Reina looked up first and swore.
"They're pulling back."
Serou's face hardened. "Why is that bad?"
"Because this wasn't the kill layer," she said. "It was the writing layer."
Of course.
Kaito understood at once and hated it.
The paper rain had not failed.
Not entirely.
It had tested response.
Pressure patterns.
Counter-language.
Who moved on instinct and who moved on discipline.
It had asked a new question.
And now, somewhere beyond the ravine, Morita had part of the answer.

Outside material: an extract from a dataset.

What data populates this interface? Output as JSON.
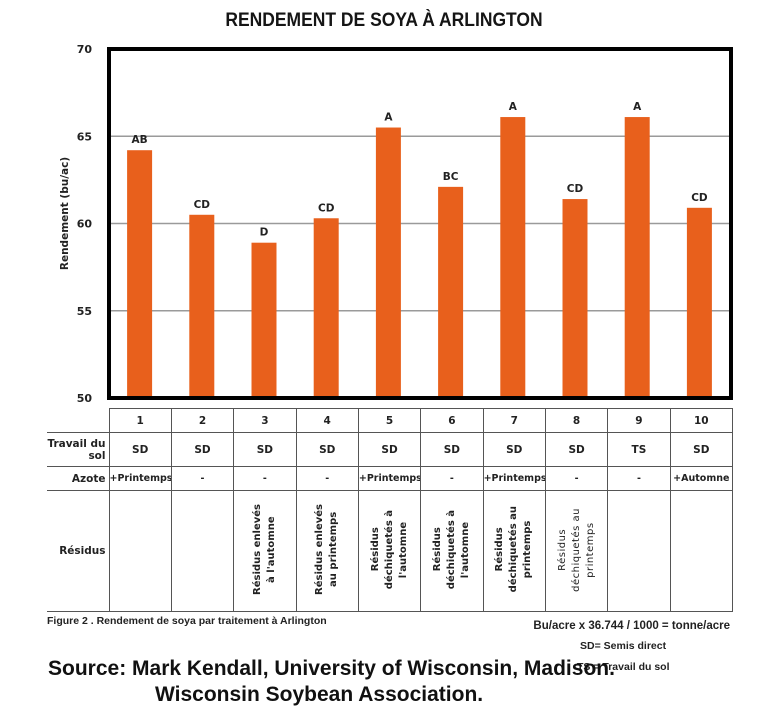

Kaito stared at the last few strips drifting down.
One of them landed on a rock near his foot and did not turn toward him.
Instead, in small black notation no one else could have noticed from that angle, it wrote a single line before folding dead.
Third correction active probable.
Kaito crushed it instantly.
Too late.
Shisui saw his face.
"What?"
Kaito looked up into the dark ridge line beyond the ravine and said quietly,
"He knows the slab is awake."
A beat.
Then, from somewhere ahead—not behind—the sound of a gate bar being lifted echoed once through the stones.